Bir sonraki gün, çeşitli gazeteler ve televizyon kanalları hristiyan yortusu kutlamalarını konu alan yazı ve programlarla doluyor. Ard arda şakırdayan sadece fotomuhabirlerinin kameraları değil, aynı zamanda turistlerin kameraları da. Hem Türkiyeli hem de yabancı turistler buraları erken keşfetti bu yıl. Yılın en güzel zamanı bu günler. Mardin’in kendine has binyıllık mimarisi, daha çok sarımsı safran bitkisinin egemen olduğu çiçek ve yeşilliklerle çevrelenmiş durumda. Mardin, yaklaşık seksen bin nüfusa sahip ve aynı adla bilinen vilayetin idari merkezi. Bindiğim taksi, şehrin üzerinde kurulu olduğu tepenin etrafını geçerken, ki şehirden geçen tek araç yolu bu, ben de bizim tanıdıklara ait evlere birbiri ardına bakıyorum. Taksi sürücüsü, buralara daha önce gelip gelmediğimi soruyor. Hüzünlü gülümseyişimi saklamak elden gelmiyor. Görkemli evleri parmakla işaret ediyorum şoföre ve orada yıllar önce oturan akrabalarımı anlatıyorum. Nerde oturuyorlar şimdi diye soruyor. Çocukları ya İstanbul’da oturuyor ya da Avrupa, Amerika, Ortadoğu ve Avusturalya’ya dağıldıklarını söylüyorum. Başını iki yana sallıyor ve daha fazla kişinin buralara dönmeyişinin üzücü olduğunu ekliyor. Adı Hikmet, o da Süryani. Ona göre, 1999’da Batı Türkiye’de yaşanan depremden sonra birkaç aile geri dönmüş. Bugün Mardin’de seksene yakın Süryani aile yaşıyor. Oysa eskiden şehrin çoğunluk nüfusunu teşkil ediyorlarmış. Vali ve diğer seçkin ziyaretçiler tam meropolitle vedalaştığı sırada ben de arabadan iniyorum. Fotoğrafçılar ve turistler en güzel fotoğrafı çekmek için çabalıyor.

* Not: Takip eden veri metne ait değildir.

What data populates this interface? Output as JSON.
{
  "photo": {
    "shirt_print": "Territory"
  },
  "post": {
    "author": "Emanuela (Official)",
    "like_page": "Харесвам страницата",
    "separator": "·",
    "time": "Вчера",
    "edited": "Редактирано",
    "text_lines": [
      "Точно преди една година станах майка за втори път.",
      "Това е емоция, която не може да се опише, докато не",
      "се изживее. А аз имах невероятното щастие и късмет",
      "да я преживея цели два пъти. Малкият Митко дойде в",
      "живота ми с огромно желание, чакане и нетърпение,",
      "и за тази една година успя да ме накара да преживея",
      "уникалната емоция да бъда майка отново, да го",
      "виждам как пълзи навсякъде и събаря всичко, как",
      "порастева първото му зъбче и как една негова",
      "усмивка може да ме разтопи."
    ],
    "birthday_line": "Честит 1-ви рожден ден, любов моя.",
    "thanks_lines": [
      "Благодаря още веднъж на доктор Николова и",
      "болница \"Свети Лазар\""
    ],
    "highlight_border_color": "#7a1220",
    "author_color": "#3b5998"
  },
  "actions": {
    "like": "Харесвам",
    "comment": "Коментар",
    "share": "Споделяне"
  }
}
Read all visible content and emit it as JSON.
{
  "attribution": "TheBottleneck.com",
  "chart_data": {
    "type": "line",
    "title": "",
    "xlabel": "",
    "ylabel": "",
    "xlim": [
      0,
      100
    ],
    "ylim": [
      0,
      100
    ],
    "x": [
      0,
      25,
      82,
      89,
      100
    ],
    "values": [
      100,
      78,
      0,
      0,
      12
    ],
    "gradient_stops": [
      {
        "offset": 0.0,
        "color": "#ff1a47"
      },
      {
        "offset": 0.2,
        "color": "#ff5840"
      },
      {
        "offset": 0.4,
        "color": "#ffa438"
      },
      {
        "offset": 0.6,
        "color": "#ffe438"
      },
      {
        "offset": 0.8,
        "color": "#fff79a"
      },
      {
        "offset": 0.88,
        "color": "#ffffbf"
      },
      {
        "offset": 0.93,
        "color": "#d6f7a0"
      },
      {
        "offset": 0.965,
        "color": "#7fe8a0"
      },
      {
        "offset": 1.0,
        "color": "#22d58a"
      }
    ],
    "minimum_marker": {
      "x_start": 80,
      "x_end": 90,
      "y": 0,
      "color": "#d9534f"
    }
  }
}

Aradan bir saat sonra tekrar arabadayım, bu kez İsveçli pastör Bertil Bengtsson ve kızı gazeteci Marie Starck ile birlikte. Doğum şehrim olan Midyat’a ve Mor Gabriel’e doğru yol alıyoruz. Yolda giderken kısa bir süreliğine de olsa, bir Süryani köyüne sapma yapıyoruz. Kamera objektiflerinin arkasında bu kez farklı hikayeler yer alıyor, baskı ve eziyet konulu. Yıllar önce yaşanan vahşi ölüm ve nefret dolu anılardan hiç kimse esirgenemiyor.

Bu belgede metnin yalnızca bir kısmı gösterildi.